È stata al centro di una pagina oscura dei Beni culturali siciliani, in una Enna tra gli anni Ottanta e Novanta epicentro di una sistematica spoliazione di reperti archeologici che alimentarono il traffico internazionale di reperti e in cui s’intrecciano vicende e personalità dense di ombre, e dove Vincenzo Cammarata ha messo su quella che è forse la più importante collezione privata (numismatica, soprattutto) in età contemporanea in Sicilia, posta sotto sequestro nel ’99 e ancora in custodia giudiziaria presso la Soprintendenza di Catania. In quegli anni l’attuale direttrice del Crpr risulta costantemente indagata. Come riportato nell’articolo di «Centonove», nel corso del processo «abbreviato» al Tribunale di Catania che vedeva sul banco degli imputati anche il procuratore Raffiotta (poi assolto) per le accuse di un pentito di mafia che lo voleva vicino ai trafficanti di reperti archeologici, chiamato anche a rispondere del reato di concussione contro la funzionaria, il magistrato riferì che la Cilia avrebbe autorizzato l’espianto di un noccioleto alle falde del monte Mangone, sopra la Villa romana del Casale, causandone la successiva «inondazione colposa» nellʼalluvione dellʼottobre ʼ91; «avrebbe fatto scavare, scrive Basso, un sito diverso da quello indicato dal professor Malcom Bell, sul luogo presunto del ritrovamento del Tesoro di Morgantina finito poi al Metropolitan Museum»; nel 1992, soprintendente facente funzioni, «avrebbe tollerato lavori di scavo delle imprese Rendo e Lodigiani nel sito archeologico di Ancipa, vicino alla diga, e per questo rimedia una denuncia per falso ideologico. Il procedimento verrà archiviato». Veniva anche accusata di mancata vigilanza sui depositi del museo di Aidone, dove erano avvenuti una serie di furti, sospesa quindi dai pubblici uffici, fu oggetto pure di un’ispezione dell’Assessorato; di aver apposto un vincolo nell’area archeologica di contrada Marcato, in quel di Valguarnera (Enna), ma in una zona dove giusto non c'erano resti archeologici ma uno sventramento di cava; o di aver autorizzato i lavori per la diga di Pietrarossa, dove si è rischiato che i resti di un villaggio di epoca romana fossero sepolti dall’acqua.

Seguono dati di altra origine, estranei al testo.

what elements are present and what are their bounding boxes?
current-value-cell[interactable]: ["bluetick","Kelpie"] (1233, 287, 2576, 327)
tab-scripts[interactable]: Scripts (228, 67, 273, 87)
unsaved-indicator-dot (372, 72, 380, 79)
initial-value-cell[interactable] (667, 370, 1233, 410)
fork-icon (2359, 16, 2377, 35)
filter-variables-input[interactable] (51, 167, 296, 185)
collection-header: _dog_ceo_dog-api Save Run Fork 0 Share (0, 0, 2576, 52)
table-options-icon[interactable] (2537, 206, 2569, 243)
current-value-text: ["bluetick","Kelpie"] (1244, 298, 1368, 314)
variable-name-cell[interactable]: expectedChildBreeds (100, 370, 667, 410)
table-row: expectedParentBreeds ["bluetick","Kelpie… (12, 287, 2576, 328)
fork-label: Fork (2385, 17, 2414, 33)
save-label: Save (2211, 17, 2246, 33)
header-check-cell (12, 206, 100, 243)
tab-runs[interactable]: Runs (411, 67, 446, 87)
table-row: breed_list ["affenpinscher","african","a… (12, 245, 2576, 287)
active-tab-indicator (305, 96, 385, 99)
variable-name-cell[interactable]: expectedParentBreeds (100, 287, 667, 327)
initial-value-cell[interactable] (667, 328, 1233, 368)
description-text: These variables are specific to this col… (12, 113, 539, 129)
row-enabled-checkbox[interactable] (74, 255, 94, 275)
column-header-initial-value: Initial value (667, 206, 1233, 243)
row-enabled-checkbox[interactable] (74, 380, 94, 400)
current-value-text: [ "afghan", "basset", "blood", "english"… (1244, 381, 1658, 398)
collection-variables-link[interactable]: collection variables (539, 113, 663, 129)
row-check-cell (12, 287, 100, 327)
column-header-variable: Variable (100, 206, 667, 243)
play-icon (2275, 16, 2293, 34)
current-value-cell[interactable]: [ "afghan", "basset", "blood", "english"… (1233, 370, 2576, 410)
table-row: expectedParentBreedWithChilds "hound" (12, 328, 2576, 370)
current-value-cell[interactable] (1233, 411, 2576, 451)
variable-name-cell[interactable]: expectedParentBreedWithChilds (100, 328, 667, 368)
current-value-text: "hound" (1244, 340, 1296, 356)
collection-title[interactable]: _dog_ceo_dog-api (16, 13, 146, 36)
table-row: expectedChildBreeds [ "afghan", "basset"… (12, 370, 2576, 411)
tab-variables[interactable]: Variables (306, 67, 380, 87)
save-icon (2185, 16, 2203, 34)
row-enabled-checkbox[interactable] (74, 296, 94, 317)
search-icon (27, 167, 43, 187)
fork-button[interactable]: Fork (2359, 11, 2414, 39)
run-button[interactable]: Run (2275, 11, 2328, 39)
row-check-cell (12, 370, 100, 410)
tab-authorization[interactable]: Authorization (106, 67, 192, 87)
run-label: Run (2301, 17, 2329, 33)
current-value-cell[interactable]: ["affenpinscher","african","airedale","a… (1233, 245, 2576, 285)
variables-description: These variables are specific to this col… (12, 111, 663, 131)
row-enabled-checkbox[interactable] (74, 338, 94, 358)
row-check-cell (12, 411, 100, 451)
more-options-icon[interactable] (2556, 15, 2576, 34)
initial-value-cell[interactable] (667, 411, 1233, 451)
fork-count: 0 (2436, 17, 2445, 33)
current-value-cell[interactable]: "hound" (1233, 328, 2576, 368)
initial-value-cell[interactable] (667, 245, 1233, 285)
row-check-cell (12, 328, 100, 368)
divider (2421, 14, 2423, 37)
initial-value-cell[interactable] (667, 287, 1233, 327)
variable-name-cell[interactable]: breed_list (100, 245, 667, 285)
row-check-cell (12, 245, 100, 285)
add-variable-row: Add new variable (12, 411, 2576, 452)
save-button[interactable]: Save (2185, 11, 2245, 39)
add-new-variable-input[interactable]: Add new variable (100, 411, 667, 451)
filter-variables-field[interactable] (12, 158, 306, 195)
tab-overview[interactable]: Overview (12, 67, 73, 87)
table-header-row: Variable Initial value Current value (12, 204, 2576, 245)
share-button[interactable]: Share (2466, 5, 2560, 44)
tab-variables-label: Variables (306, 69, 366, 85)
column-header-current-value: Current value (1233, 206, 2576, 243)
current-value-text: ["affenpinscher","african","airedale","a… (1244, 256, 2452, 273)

Protagonista Enza Cilia è stata pure di due pamphlet anonimi negli anni a cavallo del nuovo secolo, intitolati L’Avvocato e la Marchesa, firmati da tal Eliodoro&Ducezio, dossieraggio in chiave Wikipedia, concepito perché le informazioni riservate e scottanti fossero implementate via internet. Date e fatti, dagli anni Trenta fino al 2001, con l’obiettivo di destabilizzare non solo gli uffici dei Beni culturali, ma certi poteri forti siciliani.